No one would accept it, Hougen said. You can’t put something like that in the ground, and renovations on the building it was in were starting. So instead of risking it being disturbed in the renovations, we decided the safest option was to transport it to our storage facility in Corcoran Hall.

Hougen said all hazardous waste generated in University chemistry and photography labs is held in a storage facility in the basement of Corcoran Hall.

The second violation concerned the lack of a Spill Prevention and Control Countermeasure, a regulation derived from the potential destruction caused by an oil spill or leak. The goal of SPCC rules is to prevent oil from reaching nearby water bodies and contaminating them, Conner said. The University’s proximity to the Potomac River and Rock Creek, and its large amount of oil storage on campus, requires it to have a contingency plan.

According to the report, GW has 18 underground storage tanks on campus with a capacity of about 174,000 gallons of oil, mostly for heating purposes. This is significantly over the mark of 42,000 gallons of underground oil tanks for which an SPCC plan is necessary by law.

GW should have had a plan that says, what would we do if this happened? Conner said. If one of our underground tanks ruptured? They have plenty of tanks, and they should have had this prevention plan ready in case.

The EPA delivered the University an assessed fine of $38,000 for this violation.

Hougen acknowledged that the University was without the SPCC plan. One was composed by a University engineer immediately following the investigation and was submitted to the EPA.

All of our storage tanks have been replaced in the last three years and are very state of the art, Hougen said.

On Dec. 30, 1999, the EPA’s Region III Office of Enforcement, Compliance and Environmental Justice filed a complaint that summarized the penalties in an amount the agency deemed appropriate for the University’s actions, Conner said. The fines are determined by looking at different factors, such as how long the violation had been going on, what it was and what damage ensued.

Hougen said his office was shocked when the University received the enforcement letter.

Right after the inspection, we met with the EPA inspectors, and they gave us the impression that we’d done pretty well, Hougen said. They said they gave us a `B.’ To then get a letter three months later assessing some pretty big fines was a shock.

It’s like a teacher-student relationship, Conner said. We want them to be aware of these things so they can do it right.

If an agreement between the two parties cannot be reached through informal discussions, Hougen said the next step would be to go before an EPA judge in a formal hearing in Philadelphia.

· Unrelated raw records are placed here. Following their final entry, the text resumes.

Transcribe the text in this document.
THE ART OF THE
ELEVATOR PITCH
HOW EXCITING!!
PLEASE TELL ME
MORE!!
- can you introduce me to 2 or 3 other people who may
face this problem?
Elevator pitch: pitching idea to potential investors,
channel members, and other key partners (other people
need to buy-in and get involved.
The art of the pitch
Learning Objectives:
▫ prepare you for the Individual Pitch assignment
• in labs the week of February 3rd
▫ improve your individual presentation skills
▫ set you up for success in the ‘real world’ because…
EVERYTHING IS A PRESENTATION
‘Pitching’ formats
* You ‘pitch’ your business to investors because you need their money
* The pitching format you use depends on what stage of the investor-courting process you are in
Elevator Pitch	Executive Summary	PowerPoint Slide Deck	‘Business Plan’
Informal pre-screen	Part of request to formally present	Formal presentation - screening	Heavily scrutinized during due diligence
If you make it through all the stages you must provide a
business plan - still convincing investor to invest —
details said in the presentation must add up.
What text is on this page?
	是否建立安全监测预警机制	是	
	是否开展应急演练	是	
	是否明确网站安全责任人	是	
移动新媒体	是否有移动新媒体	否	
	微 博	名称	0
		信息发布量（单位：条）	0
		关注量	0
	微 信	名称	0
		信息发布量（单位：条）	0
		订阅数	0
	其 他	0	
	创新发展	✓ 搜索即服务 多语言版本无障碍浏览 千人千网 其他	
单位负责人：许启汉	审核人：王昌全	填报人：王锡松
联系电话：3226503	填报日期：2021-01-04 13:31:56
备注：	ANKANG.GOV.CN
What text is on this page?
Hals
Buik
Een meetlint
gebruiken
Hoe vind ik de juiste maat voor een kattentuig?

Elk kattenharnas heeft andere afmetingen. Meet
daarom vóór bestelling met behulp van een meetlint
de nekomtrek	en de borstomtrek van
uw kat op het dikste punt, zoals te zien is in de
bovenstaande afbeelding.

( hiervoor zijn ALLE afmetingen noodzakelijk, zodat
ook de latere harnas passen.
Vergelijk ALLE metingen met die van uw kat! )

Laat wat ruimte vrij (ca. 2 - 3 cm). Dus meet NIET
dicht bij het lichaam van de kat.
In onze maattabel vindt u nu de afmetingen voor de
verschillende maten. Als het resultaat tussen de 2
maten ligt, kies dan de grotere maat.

The EPA calls this sort of examination a multimedia inspection that also checks for compliance with the Underground Storage Tank regulations, the Clean Air Act and the Fungicide, Insecticide, Fumigant and Rodenticide Act.

GW was exempt from or passed the rest of these regulation measures.

I really believe that GW has a really good environmental record, Hougen said. We’ve been doing pretty well, and we’re looking to raise our standards ever higher.

Though it was a joint investigation involving health department officials, the EPA is taking the lead in the matter, said Angelo Tompros, program manager for the hazardous waste division of the D.C. Department of Health. The District will not release its report until after all pending enforcement action has concluded.